City council added a supplemental agenda item for tomorrow's meeting, where officials will have the opportunity to approve the contract for the firefighters, ostensibly. Because of the item, firefighters may see salary increases for the next four years, among other things.
I looked into the city's budget to try to make sense of it all, since people have been bickering over dollar amounts and the need to reward our first responders. (The following slides are from the City of Laredo website.)
The Laredo Fire Dept. is made up of almost 400 firefighters. (colored highlights are mine.)
The fire department is composed of 14 stations.
For this fiscal year, that is on its tail end, firemen got $1.5 million in pay/benefit increases. At tomorrow's meeting, they stand to get more for the coming year.

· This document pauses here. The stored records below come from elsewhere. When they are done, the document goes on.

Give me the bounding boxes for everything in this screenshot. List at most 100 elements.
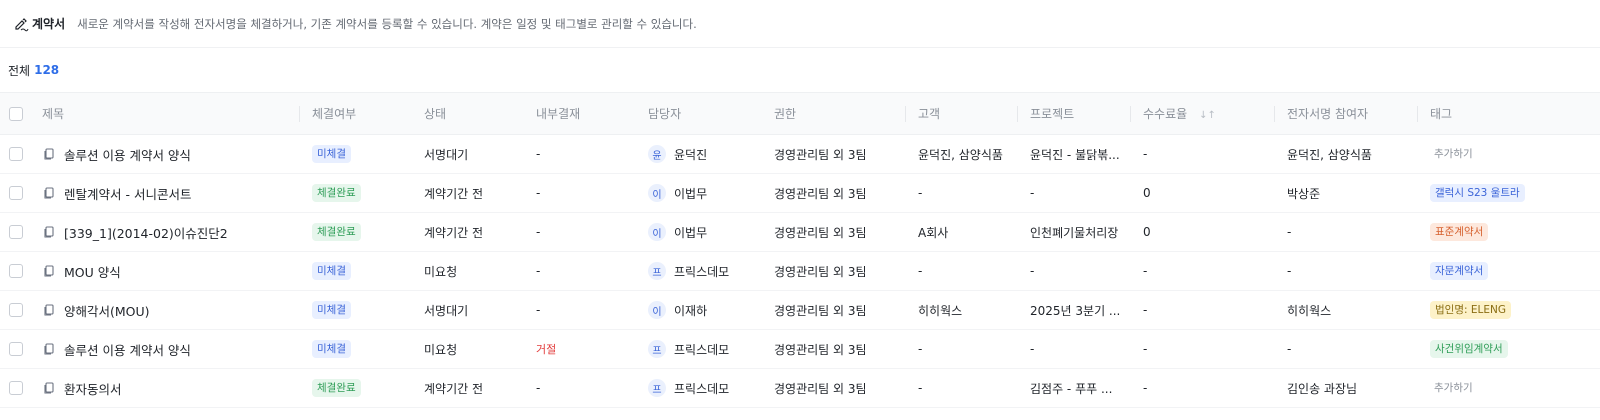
col-signed[interactable]: 체결여부 (300, 93, 412, 135)
signed-badge: 미체결 (312, 262, 351, 280)
permission-cell: 경영관리팀 외 3팀 (762, 369, 906, 408)
col-participants[interactable]: 전자서명 참여자 (1275, 93, 1418, 135)
table-row[interactable]: [339_1](2014-02)이슈진단2 체결완료 계약기간 전 - 이 이법… (0, 213, 1600, 252)
row-select-cell[interactable] (0, 213, 30, 252)
add-tag-button[interactable]: 추가하기 (1430, 145, 1478, 163)
tag-cell[interactable]: 표준계약서 (1418, 213, 1600, 252)
tag-cell[interactable]: 사건위임계약서 (1418, 330, 1600, 369)
manager-name: 프릭스데모 (674, 381, 730, 396)
tag-badge[interactable]: 갤럭시 S23 울트라 (1430, 184, 1525, 202)
sort-icon[interactable]: ↓↑ (1199, 110, 1216, 121)
participants-cell: - (1275, 252, 1418, 291)
project-cell: - (1018, 330, 1131, 369)
signed-cell: 미체결 (300, 252, 412, 291)
signed-badge: 체결완료 (312, 223, 361, 241)
row-checkbox[interactable] (9, 186, 23, 201)
project-value: 2025년 3분기 ... (1030, 303, 1121, 318)
customer-value: 히히웍스 (918, 303, 963, 318)
manager-cell: 이 이법무 (636, 174, 762, 213)
add-tag-button[interactable]: 추가하기 (1430, 379, 1478, 397)
permission-value: 경영관리팀 외 3팀 (774, 342, 867, 357)
row-checkbox[interactable] (9, 303, 23, 318)
tag-badge[interactable]: 법인명: ELENG (1430, 301, 1511, 319)
permission-value: 경영관리팀 외 3팀 (774, 303, 867, 318)
table-row[interactable]: 양해각서(MOU) 미체결 서명대기 - 이 이재하 경영관리팀 외 3팀 히히… (0, 291, 1600, 330)
col-status[interactable]: 상태 (412, 93, 524, 135)
participants-cell: 김인송 과장님 (1275, 369, 1418, 408)
approval-cell: - (524, 252, 636, 291)
approval-value: - (536, 264, 541, 278)
fee-cell: - (1131, 291, 1275, 330)
project-cell: 2025년 3분기 ... (1018, 291, 1131, 330)
contract-title[interactable]: 양해각서(MOU) (64, 301, 150, 320)
row-select-cell[interactable] (0, 369, 30, 408)
col-tags[interactable]: 태그 (1418, 93, 1600, 135)
tag-cell[interactable]: 자문계약서 (1418, 252, 1600, 291)
document-copy-icon (42, 342, 56, 356)
manager-cell: 프 프릭스데모 (636, 252, 762, 291)
title-cell[interactable]: 렌탈계약서 - 서니콘서트 (30, 174, 300, 213)
col-title[interactable]: 제목 (30, 93, 300, 135)
avatar: 프 (648, 262, 666, 280)
title-cell[interactable]: 솔루션 이용 계약서 양식 (30, 135, 300, 174)
status-value: 계약기간 전 (424, 225, 484, 240)
row-select-cell[interactable] (0, 252, 30, 291)
contract-title[interactable]: MOU 양식 (64, 262, 121, 281)
project-value: - (1030, 186, 1035, 200)
title-cell[interactable]: MOU 양식 (30, 252, 300, 291)
row-checkbox[interactable] (9, 381, 23, 396)
table-row[interactable]: 환자동의서 체결완료 계약기간 전 - 프 프릭스데모 경영관리팀 외 3팀 -… (0, 369, 1600, 408)
title-cell[interactable]: 솔루션 이용 계약서 양식 (30, 330, 300, 369)
title-cell[interactable]: 환자동의서 (30, 369, 300, 408)
permission-cell: 경영관리팀 외 3팀 (762, 213, 906, 252)
status-value: 계약기간 전 (424, 186, 484, 201)
tag-cell[interactable]: 추가하기 (1418, 369, 1600, 408)
tag-cell[interactable]: 갤럭시 S23 울트라 (1418, 174, 1600, 213)
participants-cell: 윤덕진, 삼양식품 (1275, 135, 1418, 174)
signed-badge: 미체결 (312, 145, 351, 163)
col-project[interactable]: 프로젝트 (1018, 93, 1131, 135)
row-select-cell[interactable] (0, 330, 30, 369)
contract-title[interactable]: 솔루션 이용 계약서 양식 (64, 340, 191, 359)
participants-cell: 히히웍스 (1275, 291, 1418, 330)
manager-cell: 프 프릭스데모 (636, 330, 762, 369)
col-fee[interactable]: 수수료율 ↓↑ (1131, 93, 1275, 135)
table-row[interactable]: 렌탈계약서 - 서니콘서트 체결완료 계약기간 전 - 이 이법무 경영관리팀 … (0, 174, 1600, 213)
contract-title[interactable]: 솔루션 이용 계약서 양식 (64, 145, 191, 164)
tag-badge[interactable]: 자문계약서 (1430, 262, 1489, 280)
row-checkbox[interactable] (9, 225, 23, 240)
permission-cell: 경영관리팀 외 3팀 (762, 291, 906, 330)
col-customer[interactable]: 고객 (906, 93, 1018, 135)
tag-badge[interactable]: 사건위임계약서 (1430, 340, 1508, 358)
tag-cell[interactable]: 추가하기 (1418, 135, 1600, 174)
document-copy-icon (42, 225, 56, 239)
contract-title[interactable]: [339_1](2014-02)이슈진단2 (64, 223, 228, 242)
contract-title[interactable]: 환자동의서 (64, 379, 122, 398)
row-select-cell[interactable] (0, 174, 30, 213)
table-row[interactable]: MOU 양식 미체결 미요청 - 프 프릭스데모 경영관리팀 외 3팀 - - … (0, 252, 1600, 291)
manager-name: 프릭스데모 (674, 264, 730, 279)
table-row[interactable]: 솔루션 이용 계약서 양식 미체결 서명대기 - 윤 윤덕진 경영관리팀 외 3… (0, 135, 1600, 174)
col-permission[interactable]: 권한 (762, 93, 906, 135)
participants-value: - (1287, 225, 1292, 239)
tag-badge[interactable]: 표준계약서 (1430, 223, 1489, 241)
fee-value: - (1143, 147, 1148, 161)
fee-value: - (1143, 381, 1148, 395)
row-checkbox[interactable] (9, 342, 23, 357)
row-select-cell[interactable] (0, 291, 30, 330)
customer-cell: - (906, 174, 1018, 213)
approval-rejected: 거절 (536, 343, 557, 356)
row-select-cell[interactable] (0, 135, 30, 174)
select-all-checkbox[interactable] (9, 106, 23, 121)
tag-cell[interactable]: 법인명: ELENG (1418, 291, 1600, 330)
col-approval[interactable]: 내부결재 (524, 93, 636, 135)
table-row[interactable]: 솔루션 이용 계약서 양식 미체결 미요청 거절 프 프릭스데모 경영관리팀 외… (0, 330, 1600, 369)
col-manager[interactable]: 담당자 (636, 93, 762, 135)
document-copy-icon (42, 381, 56, 395)
select-all-cell[interactable] (0, 93, 30, 135)
title-cell[interactable]: 양해각서(MOU) (30, 291, 300, 330)
row-checkbox[interactable] (9, 264, 23, 279)
contract-title[interactable]: 렌탈계약서 - 서니콘서트 (64, 184, 191, 203)
row-checkbox[interactable] (9, 147, 23, 162)
title-cell[interactable]: [339_1](2014-02)이슈진단2 (30, 213, 300, 252)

Here's a breakdown of the expenditures the city needs to cover for the fire department. It includes more than $1.1 million to cover contract obligations.

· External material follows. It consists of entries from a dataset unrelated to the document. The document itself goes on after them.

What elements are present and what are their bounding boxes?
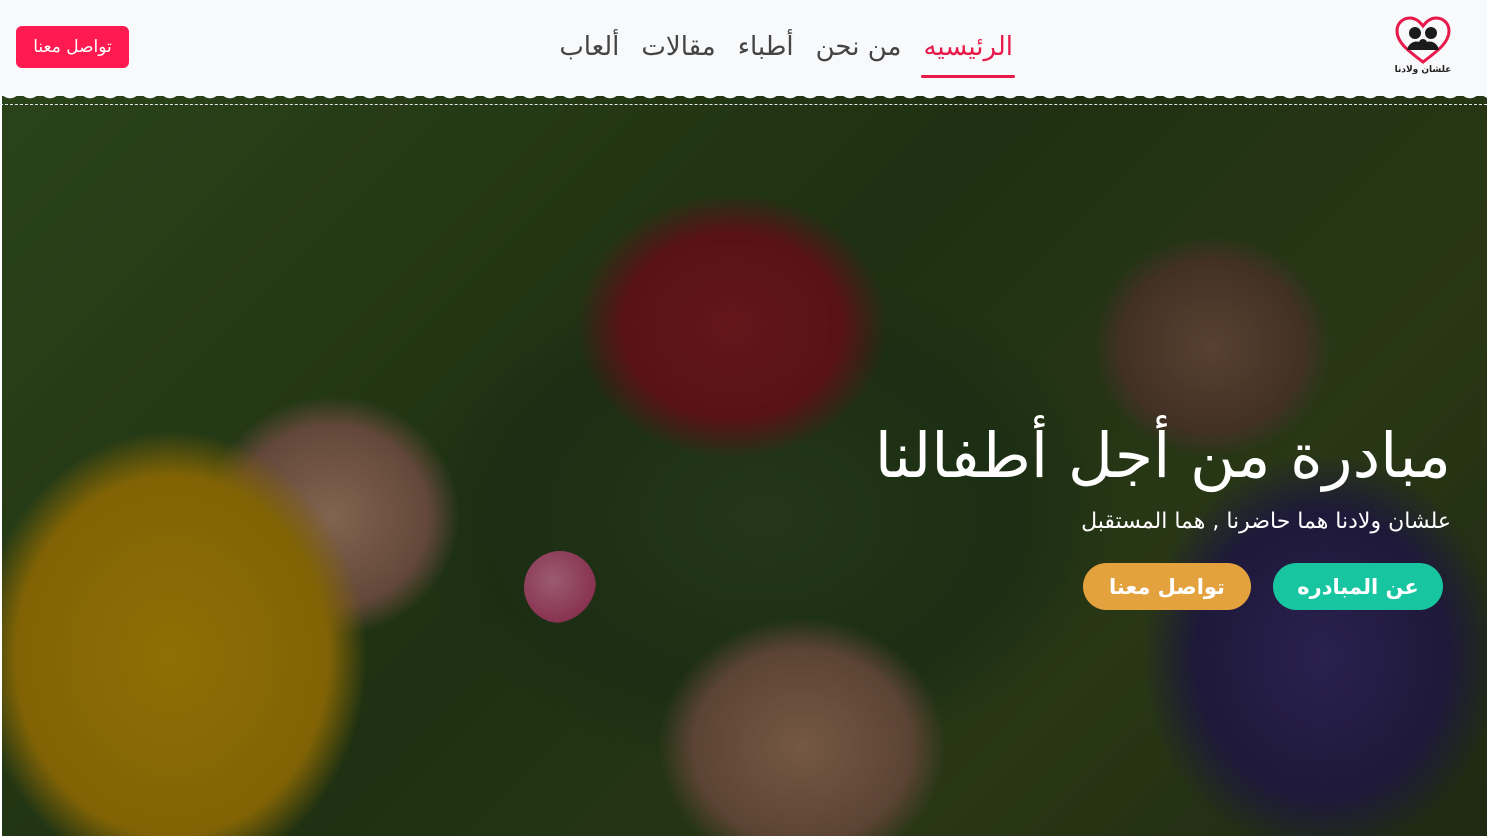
header-divider — [0, 104, 1487, 105]
nav-item-home[interactable]: الرئيسيه — [921, 24, 1015, 78]
nav-item-about-us[interactable]: من نحن — [814, 24, 904, 70]
hero-section: مبادرة من أجل أطفالنا علشان ولادنا هما ح… — [2, 96, 1487, 836]
logo-text: علشان ولادنا — [1394, 65, 1452, 75]
about-initiative-button[interactable]: عن المبادره — [1273, 563, 1443, 610]
main-nav: الرئيسيه من نحن أطباء مقالات ألعاب — [505, 24, 1015, 84]
contact-us-button[interactable]: تواصل معنا — [16, 26, 129, 68]
nav-item-games[interactable]: ألعاب — [557, 24, 621, 70]
heart-family-icon — [1395, 16, 1451, 64]
site-header: علشان ولادنا الرئيسيه من نحن أطباء مقالا… — [0, 0, 1487, 96]
nav-item-doctors[interactable]: أطباء — [736, 24, 796, 70]
site-logo[interactable]: علشان ولادنا — [1393, 16, 1453, 80]
hero-subtitle: علشان ولادنا هما حاضرنا , هما المستقبل — [1081, 509, 1451, 534]
nav-item-articles[interactable]: مقالات — [639, 24, 717, 70]
hero-contact-button[interactable]: تواصل معنا — [1083, 563, 1251, 610]
hero-title: مبادرة من أجل أطفالنا — [874, 419, 1451, 492]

Tax money that has gone towards the fire department has increased year after year.
The city listed, in their budget, the ambulance service fees that were collected for one year: $4,671,980. That comes from billing residents every time EMS units and fire units respond to an emergency. We the public get a bill.
Right now city staff, Mayor Pete Saenz and union president David Gonzalez are all presenting different figures and reasons for delaying or approving the salary increases. I don't know that CONSTANT salary increases for police and firefighters are sustainable over the long run. The appraisal district can only justify hiking property valuations for so long, enabling the city to collect more tax revenue. Transfers from bridge toll fee collections can only do so much, and is not necessarily there to benefit those who can unionize locally. And if the city is $1 billion in debt, we should really take our time to approve any potential budgetary constraints.
And because council members accept donations from the firefighters union, the thought of rushing through a contract with benefits that so few in Laredo are able to take advantage of, but comes at the expense of the greater community, then city council should delay the decision as long as it takes.